The laundry deposited, we taxi up to Bonymaen, the dense traffic on Mumbles Road being a reminder of that folly of Swansea follies, the destruction, in 1960, of the Mumbles railway. “If they’d kept the Mumbles train, it would have contributed hugely to relieving the pressure of all this traffic,” says Spencer, who pays fond homage on the new album to that “rockin’ and a-rollin” train to paradise. “With the new development in SA1 they’re surely going to have to introduce a light railway — maybe from Port Talbot to Mumbles.”

On the crawl through the car-clogged city centre we talk of his beginnings. He was born in Mountpleasant, at 71 North Hill Road. The family later lived at 13 Norfolk Street, which was destroyed in a bombing raid shortly after they’d left for Birkenhead and other towns in England, his father being in the army during the war. He was five when the family returned to Swansea and, eventually, a new home in Bonymaen. At Dynevor Boys School in the city centre — alma mater of other Swansea achievers such as Harry Secombe, Rowan Williams and Bernard Knight — he studied German, French and Spanish, and also did well at chemistry and English literature. “The music master was a man called Weber who, with Dewi Johns, the physics master, took great delight in physical punishment. Weber told me, ‘you will never do anything in music’.”

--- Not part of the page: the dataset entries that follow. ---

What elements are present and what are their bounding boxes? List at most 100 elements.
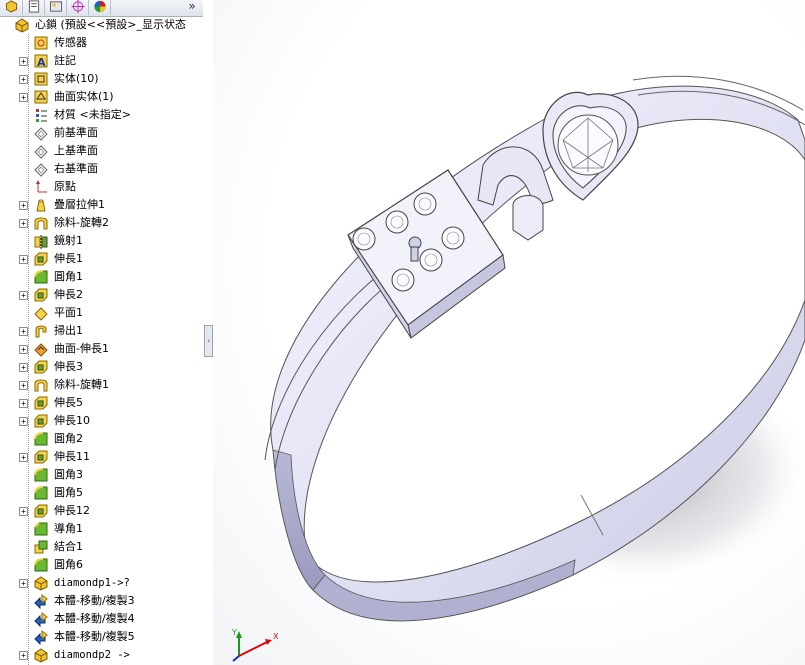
tree-item[interactable]: + 实体(10) bbox=[0, 70, 203, 88]
tree-item[interactable]: + 伸長3 bbox=[0, 358, 203, 376]
tree-item-label: 本體-移動/複製5 bbox=[54, 630, 135, 643]
tree-item[interactable]: + 除料-旋轉1 bbox=[0, 376, 203, 394]
tree-item-label: 圓角6 bbox=[54, 558, 83, 571]
expand-toggle[interactable]: + bbox=[19, 93, 28, 102]
tree-item-label: 原點 bbox=[54, 180, 76, 193]
mirror-icon bbox=[33, 233, 49, 249]
material-icon bbox=[33, 107, 49, 123]
tree-item[interactable]: + 掃出1 bbox=[0, 322, 203, 340]
tree-item[interactable]: 平面1 bbox=[0, 304, 203, 322]
tree-item[interactable]: 材質 <未指定> bbox=[0, 106, 203, 124]
crosshair-icon bbox=[71, 0, 85, 17]
expand-toggle[interactable]: + bbox=[19, 219, 28, 228]
tree-item[interactable]: 結合1 bbox=[0, 538, 203, 556]
tree-item[interactable]: 前基準面 bbox=[0, 124, 203, 142]
tree-item[interactable]: + A 註記 bbox=[0, 52, 203, 70]
loft-icon bbox=[33, 197, 49, 213]
expand-toggle[interactable]: + bbox=[19, 507, 28, 516]
tree-item-label: 材質 <未指定> bbox=[54, 108, 131, 121]
tree-item[interactable]: + 疊層拉伸1 bbox=[0, 196, 203, 214]
tree-item[interactable]: + 伸長11 bbox=[0, 448, 203, 466]
origin-icon bbox=[33, 179, 49, 195]
surface-bodies-icon bbox=[33, 89, 49, 105]
tree-item-label: 右基準面 bbox=[54, 162, 98, 175]
expand-toggle[interactable]: + bbox=[19, 75, 28, 84]
expand-toggle[interactable]: + bbox=[19, 399, 28, 408]
tree-item[interactable]: 圓角3 bbox=[0, 466, 203, 484]
extrude-icon bbox=[33, 413, 49, 429]
feature-manager-tab[interactable] bbox=[2, 0, 23, 15]
tree-item[interactable]: 本體-移動/複製5 bbox=[0, 628, 203, 646]
expand-toggle[interactable]: + bbox=[19, 453, 28, 462]
tree-item[interactable]: 圓角5 bbox=[0, 484, 203, 502]
tree-item-label: diamondp2 -> bbox=[54, 649, 130, 661]
configuration-manager-tab[interactable] bbox=[46, 0, 67, 15]
tree-item-label: 圓角1 bbox=[54, 270, 83, 283]
plane-icon bbox=[33, 125, 49, 141]
feature-tree-icon bbox=[5, 0, 19, 17]
tree-item-label: 上基準面 bbox=[54, 144, 98, 157]
tree-item[interactable]: + diamondp2 -> bbox=[0, 646, 203, 664]
tree-root-part[interactable]: 心鎖 (預設<<預設>_显示状态 bbox=[0, 16, 203, 34]
tree-item[interactable]: 本體-移動/複製4 bbox=[0, 610, 203, 628]
display-manager-tab[interactable] bbox=[90, 0, 111, 15]
tree-item-label: 平面1 bbox=[54, 306, 83, 319]
plane-icon bbox=[33, 143, 49, 159]
more-tabs-button[interactable]: » bbox=[183, 0, 201, 15]
tree-item[interactable]: 原點 bbox=[0, 178, 203, 196]
move-copy-icon bbox=[33, 593, 49, 609]
expand-toggle[interactable]: + bbox=[19, 255, 28, 264]
fillet-icon bbox=[33, 557, 49, 573]
tree-item-label: 圓角2 bbox=[54, 432, 83, 445]
expand-toggle[interactable]: + bbox=[19, 57, 28, 66]
tree-item-label: 伸長10 bbox=[54, 414, 90, 427]
tree-item-label: 除料-旋轉2 bbox=[54, 216, 109, 229]
extrude-icon bbox=[33, 251, 49, 267]
expand-toggle[interactable]: + bbox=[19, 579, 28, 588]
expand-toggle[interactable]: + bbox=[19, 345, 28, 354]
expand-toggle[interactable]: + bbox=[19, 201, 28, 210]
graphics-viewport[interactable]: Y X bbox=[213, 0, 805, 665]
tree-item[interactable]: + 伸長12 bbox=[0, 502, 203, 520]
expand-toggle[interactable]: + bbox=[19, 363, 28, 372]
tree-item[interactable]: + 曲面-伸長1 bbox=[0, 340, 203, 358]
tree-item[interactable]: + 伸長10 bbox=[0, 412, 203, 430]
collapse-panel-handle[interactable]: ‹ bbox=[204, 325, 213, 357]
tree-item[interactable]: 導角1 bbox=[0, 520, 203, 538]
tree-item[interactable]: 右基準面 bbox=[0, 160, 203, 178]
sensor-icon bbox=[33, 35, 49, 51]
expand-toggle[interactable]: + bbox=[19, 327, 28, 336]
expand-toggle[interactable]: + bbox=[19, 417, 28, 426]
tree-item-label: 伸長3 bbox=[54, 360, 83, 373]
triad-x-label: X bbox=[273, 632, 279, 641]
extrude-icon bbox=[33, 395, 49, 411]
tree-item-label: 曲面实体(1) bbox=[54, 90, 114, 103]
expand-toggle[interactable]: + bbox=[19, 651, 28, 660]
dimxpert-tab[interactable] bbox=[68, 0, 89, 15]
tree-item[interactable]: 鏡射1 bbox=[0, 232, 203, 250]
tree-item[interactable]: + 伸長1 bbox=[0, 250, 203, 268]
bracelet-model bbox=[264, 75, 805, 622]
tree-item[interactable]: 上基準面 bbox=[0, 142, 203, 160]
move-copy-icon bbox=[33, 611, 49, 627]
tree-item[interactable]: + 伸長5 bbox=[0, 394, 203, 412]
tree-item[interactable]: 圓角1 bbox=[0, 268, 203, 286]
tree-item-label: 導角1 bbox=[54, 522, 83, 535]
tree-item[interactable]: 本體-移動/複製3 bbox=[0, 592, 203, 610]
tree-item[interactable]: + diamondp1->? bbox=[0, 574, 203, 592]
part-icon bbox=[14, 17, 30, 33]
expand-toggle[interactable]: + bbox=[19, 381, 28, 390]
tree-item[interactable]: + 伸長2 bbox=[0, 286, 203, 304]
plane-feature-icon bbox=[33, 305, 49, 321]
tree-item[interactable]: 圓角2 bbox=[0, 430, 203, 448]
triad-y-label: Y bbox=[232, 628, 237, 637]
tree-item[interactable]: 圓角6 bbox=[0, 556, 203, 574]
property-icon bbox=[27, 0, 41, 17]
tree-item[interactable]: + 除料-旋轉2 bbox=[0, 214, 203, 232]
part-icon bbox=[33, 647, 49, 663]
property-manager-tab[interactable] bbox=[24, 0, 45, 15]
tree-item[interactable]: 传感器 bbox=[0, 34, 203, 52]
tree-item-label: 疊層拉伸1 bbox=[54, 198, 105, 211]
expand-toggle[interactable]: + bbox=[19, 291, 28, 300]
tree-item[interactable]: + 曲面实体(1) bbox=[0, 88, 203, 106]
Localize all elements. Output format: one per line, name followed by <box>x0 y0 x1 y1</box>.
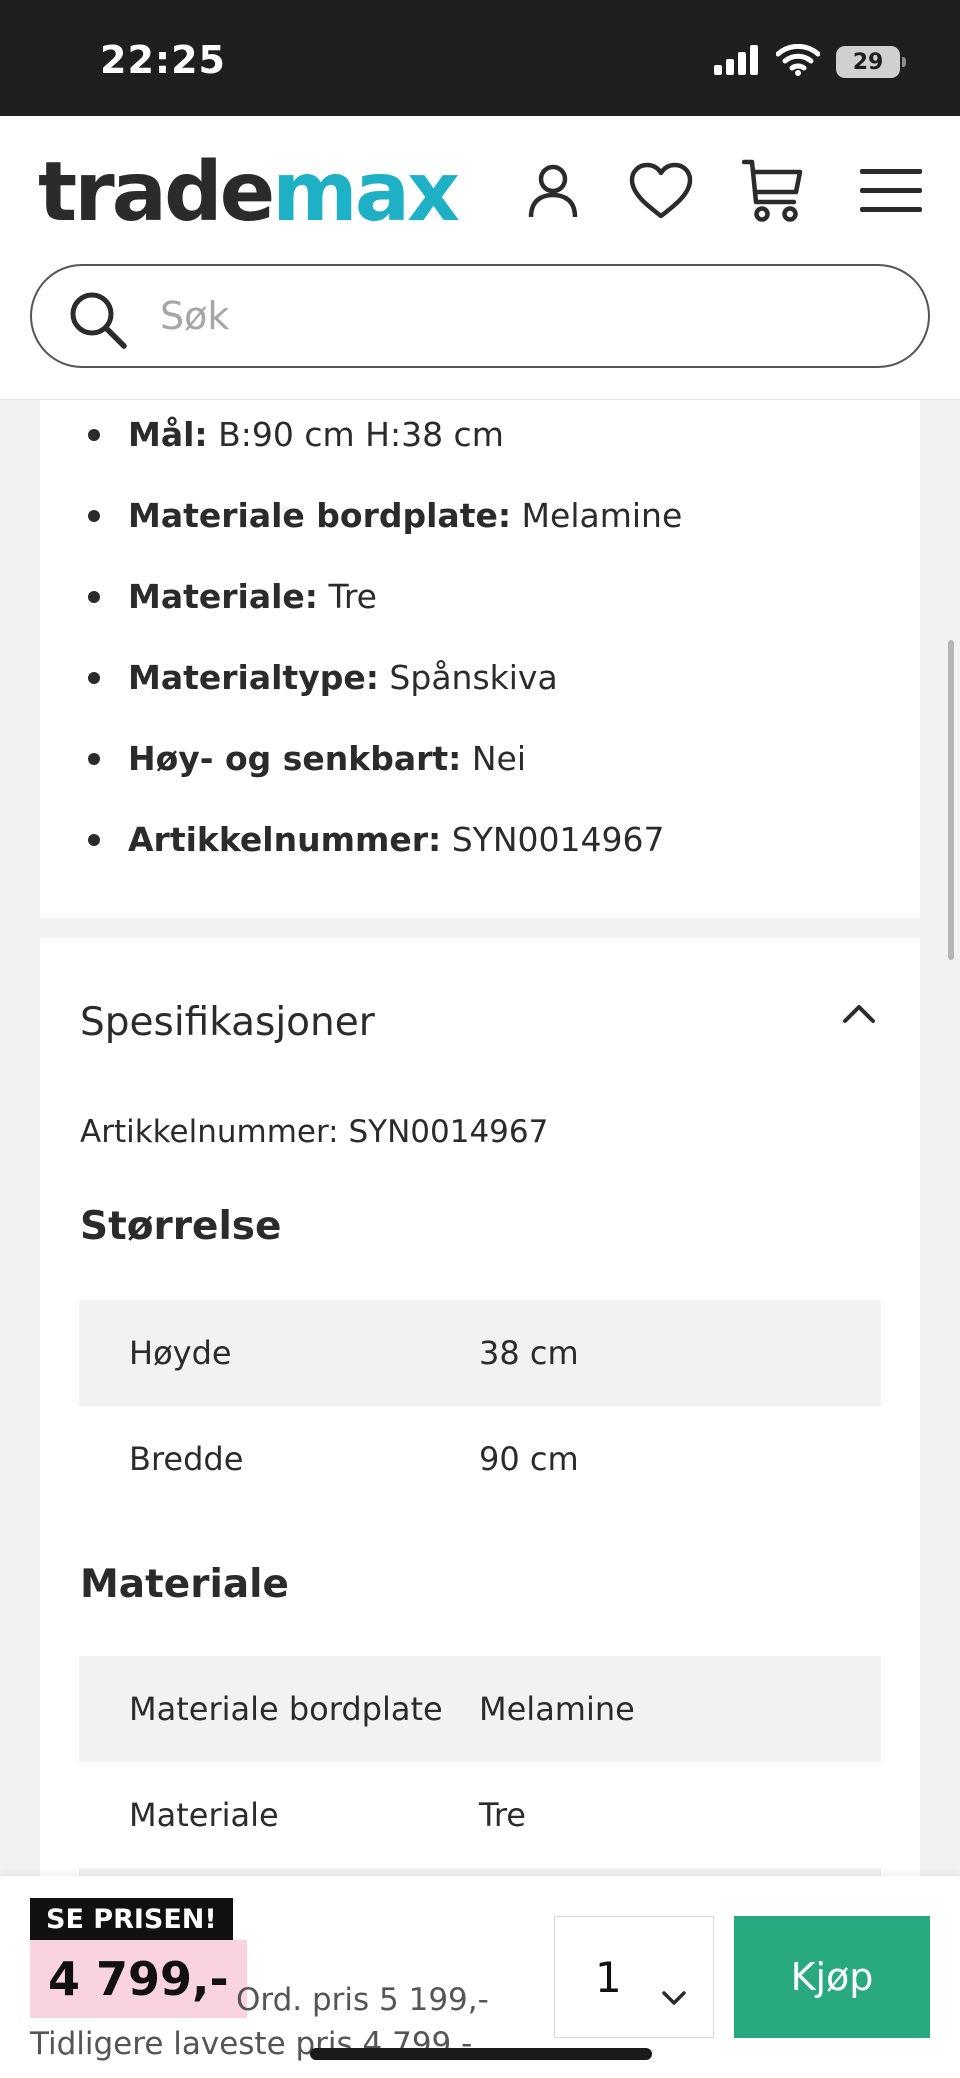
ordinary-price: Ord. pris 5 199,- <box>236 1982 489 2018</box>
article-number-line: Artikkelnummer: SYN0014967 <box>80 1114 548 1150</box>
menu-icon[interactable] <box>856 156 926 226</box>
info-label: Materiale bordplate: <box>128 496 512 535</box>
status-icons: 29 <box>714 42 906 82</box>
info-value: Nei <box>471 739 527 778</box>
buy-button[interactable]: Kjøp <box>734 1916 930 2038</box>
quantity-select[interactable]: 1 <box>554 1916 714 2038</box>
info-label: Høy- og senkbart: <box>128 739 462 778</box>
status-bar: 22:25 29 <box>0 0 960 116</box>
info-item-tabletop-material: Materiale bordplate: Melamine <box>40 489 920 570</box>
signal-icon <box>714 45 760 79</box>
search-icon[interactable] <box>68 290 128 354</box>
battery-icon: 29 <box>836 46 906 78</box>
chevron-up-icon[interactable] <box>842 1004 876 1028</box>
info-label: Artikkelnummer: <box>128 820 442 859</box>
chevron-down-icon <box>661 1967 687 2016</box>
section-heading-material: Materiale <box>80 1562 289 1607</box>
table-row: Materiale Tre <box>79 1762 881 1868</box>
home-indicator[interactable] <box>310 2048 652 2060</box>
search-bar[interactable] <box>30 264 930 368</box>
info-label: Materialtype: <box>128 658 379 697</box>
spec-key: Materiale <box>129 1796 279 1834</box>
table-row: Materiale bordplate Melamine <box>79 1656 881 1762</box>
size-table: Høyde 38 cm Bredde 90 cm <box>79 1300 881 1512</box>
battery-level: 29 <box>852 49 884 75</box>
promo-badge: SE PRISEN! <box>30 1898 233 1940</box>
spec-key: Materiale bordplate <box>129 1690 443 1728</box>
spec-key: Bredde <box>129 1440 244 1478</box>
info-item-dimensions: Mål: B:90 cm H:38 cm <box>40 408 920 489</box>
site-header: trademax <box>0 116 960 400</box>
search-input[interactable] <box>160 286 880 346</box>
heart-icon[interactable] <box>626 156 696 226</box>
info-value: B:90 cm H:38 cm <box>218 415 504 454</box>
specifications-title[interactable]: Spesifikasjoner <box>80 1000 375 1045</box>
quantity-value: 1 <box>595 1952 622 2002</box>
info-label: Materiale: <box>128 577 319 616</box>
info-value: SYN0014967 <box>451 820 665 859</box>
product-info-list: Mål: B:90 cm H:38 cm Materiale bordplate… <box>40 400 920 894</box>
spec-value: 38 cm <box>479 1334 579 1372</box>
trademax-logo[interactable]: trademax <box>38 152 460 234</box>
status-time: 22:25 <box>100 38 226 82</box>
spec-value: Melamine <box>479 1690 635 1728</box>
table-row: Høyde 38 cm <box>79 1300 881 1406</box>
spec-value: Tre <box>479 1796 526 1834</box>
info-item-material: Materiale: Tre <box>40 570 920 651</box>
logo-text-max: max <box>272 145 460 240</box>
section-heading-size: Størrelse <box>80 1204 282 1249</box>
info-item-article-number: Artikkelnummer: SYN0014967 <box>40 813 920 894</box>
account-icon[interactable] <box>518 156 588 226</box>
scrollbar[interactable] <box>948 640 954 960</box>
spec-value: 90 cm <box>479 1440 579 1478</box>
info-item-material-type: Materialtype: Spånskiva <box>40 651 920 732</box>
table-row: Bredde 90 cm <box>79 1406 881 1512</box>
article-number-value: SYN0014967 <box>348 1114 549 1150</box>
info-value: Melamine <box>521 496 683 535</box>
cart-icon[interactable] <box>738 156 808 226</box>
spec-key: Høyde <box>129 1334 232 1372</box>
info-value: Spånskiva <box>389 658 558 697</box>
article-number-label: Artikkelnummer: <box>80 1114 339 1150</box>
info-label: Mål: <box>128 415 208 454</box>
current-price: 4 799,- <box>30 1940 247 2018</box>
info-item-height-adjustable: Høy- og senkbart: Nei <box>40 732 920 813</box>
info-value: Tre <box>328 577 377 616</box>
logo-text-trade: trade <box>38 145 275 240</box>
wifi-icon <box>775 43 821 80</box>
product-info-panel: Mål: B:90 cm H:38 cm Materiale bordplate… <box>40 400 920 918</box>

Music, nevertheless, had him in its thrall from the moment in early childhood when his Uncle Herman called round with his mandolin. “Time stood still and the sun shone bright/On that dark and stormy night,” Spencer sings on the jaunty, folk-inflected “Uncle Herman’s Mandolin”. The “far-off lands and sights” of which his uncle sang sent young Spencer travelling too — on a journey that has never ended. Later, someone gave him a harmonica: “I never put it down from the moment I got it.” He asked his parents for a guitar for Christmas, “but they gave me a piano accordion. Hardly the same thing. But I managed to pick up a few carol tunes and I went round Bonymaen, aged about 11 or 12, making enough money to buy shoes and trousers, which gave me the taste for being a professional musician.” Four or five years later, he got his first guitar and was soon playing American country music and blues with art college students and others. He performed regularly at venues such as the King’s Arms in High Street and Rob’s (all-night) Café in St Helen’s Road. “I was playing with a harmonica bracket around my neck before I’d ever heard of Bob Dylan.” The blues has remained a seminal influence: “Hooker and Leadbelly taught me how to be a man,” he sings on a country-blues homage to the music that shaped his life.